Le microcrédit finance les besoins des porteurs de projet et des entrepreneurs qui n’ont pas la possibilité d’obtenir un crédit bancaire. Il permet d’emprunter, selon les organismes, jusqu’à 30 000 € pour créer ou développer son activité.

On ne prête qu’aux riches, dit le proverbe. Avec l’apparition du microcrédit, dans les années 70 au Bangladesh, ce n’est désormais plus le cas. Ce mode de financement, qui a depuis essaimé sur toute la planète, s’adresse en effet aux personnes qui ne peuvent décrocher un emprunt par la voie classique, auprès d’une banque. Faute de ressources ou de garanties suffisantes.

En France, cette généreuse idée a été transposée par l’Adie, l’Association pour le droit à l’initiative économique, dont la vocation est d’aider les porteurs de projet disposant de ressources modestes à créer leur entreprise. Premier acteur du microcrédit hexagonal, cette structure a accordé plus de 16 000 microcrédits professionnels en 2017, pour un montant moyen de 4 400 €.

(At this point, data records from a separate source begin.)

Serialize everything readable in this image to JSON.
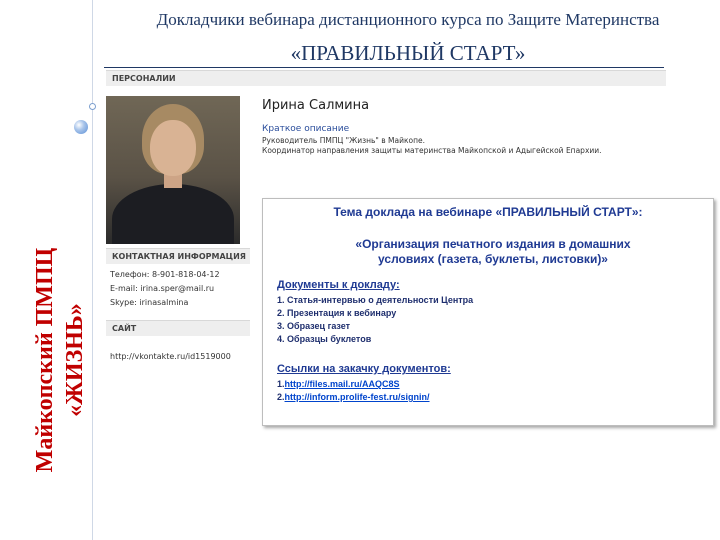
{
  "slide": {
    "title_line1": "Докладчики вебинара дистанционного курса по Защите Материнства",
    "title_line2": "«ПРАВИЛЬНЫЙ  СТАРТ»",
    "side_line1": "Майкопский  ПМПЦ",
    "side_line2": "«ЖИЗНЬ»"
  },
  "profile": {
    "section_title": "ПЕРСОНАЛИИ",
    "name": "Ирина Салмина",
    "brief_heading": "Краткое описание",
    "brief_line1": "Руководитель ПМПЦ \"Жизнь\" в Майкопе.",
    "brief_line2": "Координатор направления защиты материнства Майкопской и Адыгейской Епархии.",
    "contact_heading": "КОНТАКТНАЯ ИНФОРМАЦИЯ",
    "phone": "Телефон: 8-901-818-04-12",
    "email": "E-mail: irina.sper@mail.ru",
    "skype": "Skype: irinasalmina",
    "site_heading": "САЙТ",
    "site_url": "http://vkontakte.ru/id1519000"
  },
  "talk": {
    "heading": "Тема доклада на вебинаре «ПРАВИЛЬНЫЙ СТАРТ»:",
    "topic_line1": "«Организация печатного издания в домашних",
    "topic_line2": "условиях (газета, буклеты, листовки)»",
    "docs_heading": "Документы к докладу:",
    "docs": [
      "1. Статья-интервью о деятельности Центра",
      "2. Презентация к вебинару",
      "3. Образец газет",
      "4. Образцы буклетов"
    ],
    "links_heading": "Ссылки на закачку документов:",
    "links": [
      {
        "prefix": "1.",
        "url": "http://files.mail.ru/AAQC8S"
      },
      {
        "prefix": "2.",
        "url": "http://inform.prolife-fest.ru/signin/"
      }
    ]
  },
  "colors": {
    "title": "#1f3864",
    "side_text": "#c00000",
    "talk_text": "#1f3a93",
    "link": "#0044cc"
  }
}
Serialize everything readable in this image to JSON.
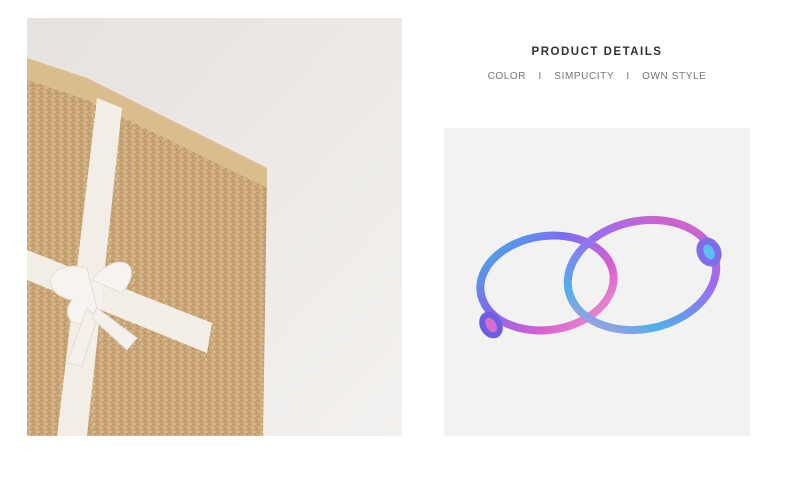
{
  "product_details": {
    "title": "PRODUCT DETAILS",
    "tags": [
      "COLOR",
      "SIMPUCITY",
      "OWN STYLE"
    ],
    "separator": "I"
  },
  "images": {
    "left": {
      "subject": "gold glitter gift box with white ribbon bow"
    },
    "right": {
      "subject": "two rainbow iridescent clip-on hoop earrings"
    }
  },
  "colors": {
    "background": "#ffffff",
    "gift_gold": "#c9a577",
    "ribbon": "#f4f1ec",
    "heading_text": "#333333",
    "subline_text": "#777777",
    "earring_gradient": [
      "#3fb6e8",
      "#7b6cf0",
      "#d85fd0",
      "#f0a0c8"
    ]
  }
}
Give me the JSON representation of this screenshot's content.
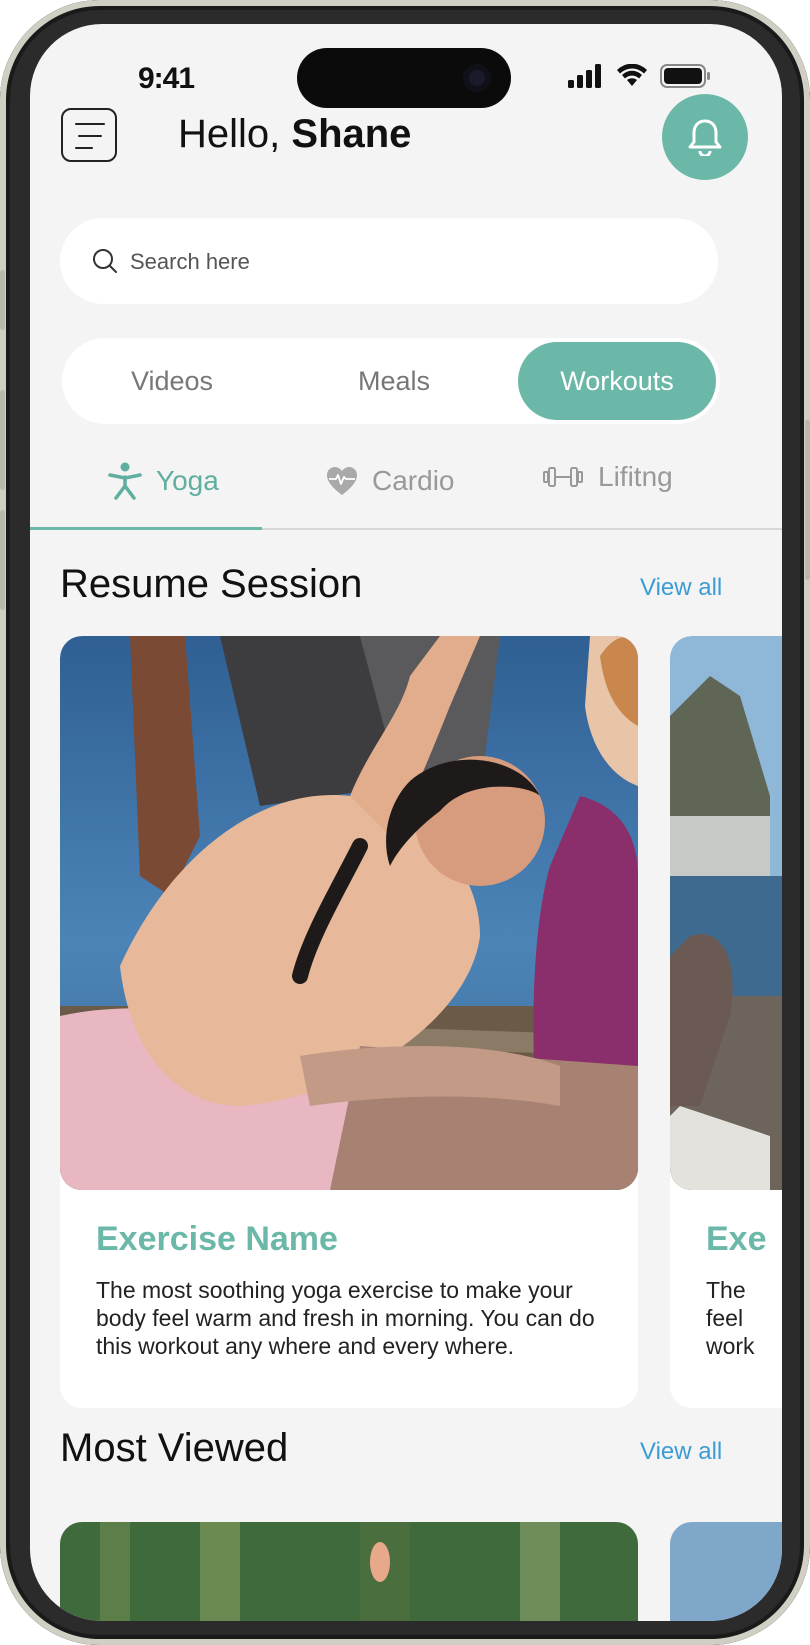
{
  "status_bar": {
    "time": "9:41"
  },
  "header": {
    "greeting_prefix": "Hello, ",
    "user_name": "Shane"
  },
  "search": {
    "placeholder": "Search here"
  },
  "segments": [
    {
      "label": "Videos",
      "active": false
    },
    {
      "label": "Meals",
      "active": false
    },
    {
      "label": "Workouts",
      "active": true
    }
  ],
  "categories": [
    {
      "label": "Yoga",
      "icon": "yoga-person-icon",
      "active": true
    },
    {
      "label": "Cardio",
      "icon": "heart-pulse-icon",
      "active": false
    },
    {
      "label": "Lifitng",
      "icon": "dumbbell-icon",
      "active": false
    }
  ],
  "resume_section": {
    "title": "Resume Session",
    "view_all": "View all",
    "cards": [
      {
        "title": "Exercise Name",
        "description": "The most soothing yoga exercise to make your body feel warm and fresh in morning. You can do this workout any where and every where."
      },
      {
        "title": "Exe",
        "description": "The\nfeel\nwork"
      }
    ]
  },
  "most_viewed_section": {
    "title": "Most Viewed",
    "view_all": "View all"
  },
  "colors": {
    "accent": "#6bb8a8",
    "link": "#3c9cd4",
    "background": "#f4f4f4"
  }
}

Le microcrédit est bien adapté aux petits projets

Destiné à un public disposant de moyens par définition limités, le microcrédit s’adresse en priorité aux petits projets. A l’Adie, le crédit accordé aux entrepreneurs est, à ce jour, plafonné à 10 000 €. A la NEF, une coopérative de financement solidaire, la barre haute est fixée à 30 000 €. Des sommes relativement limitées, mais qui peuvent, le cas échéant, être complétées par un prêt d’honneur, une aide régionale ou d’Etat.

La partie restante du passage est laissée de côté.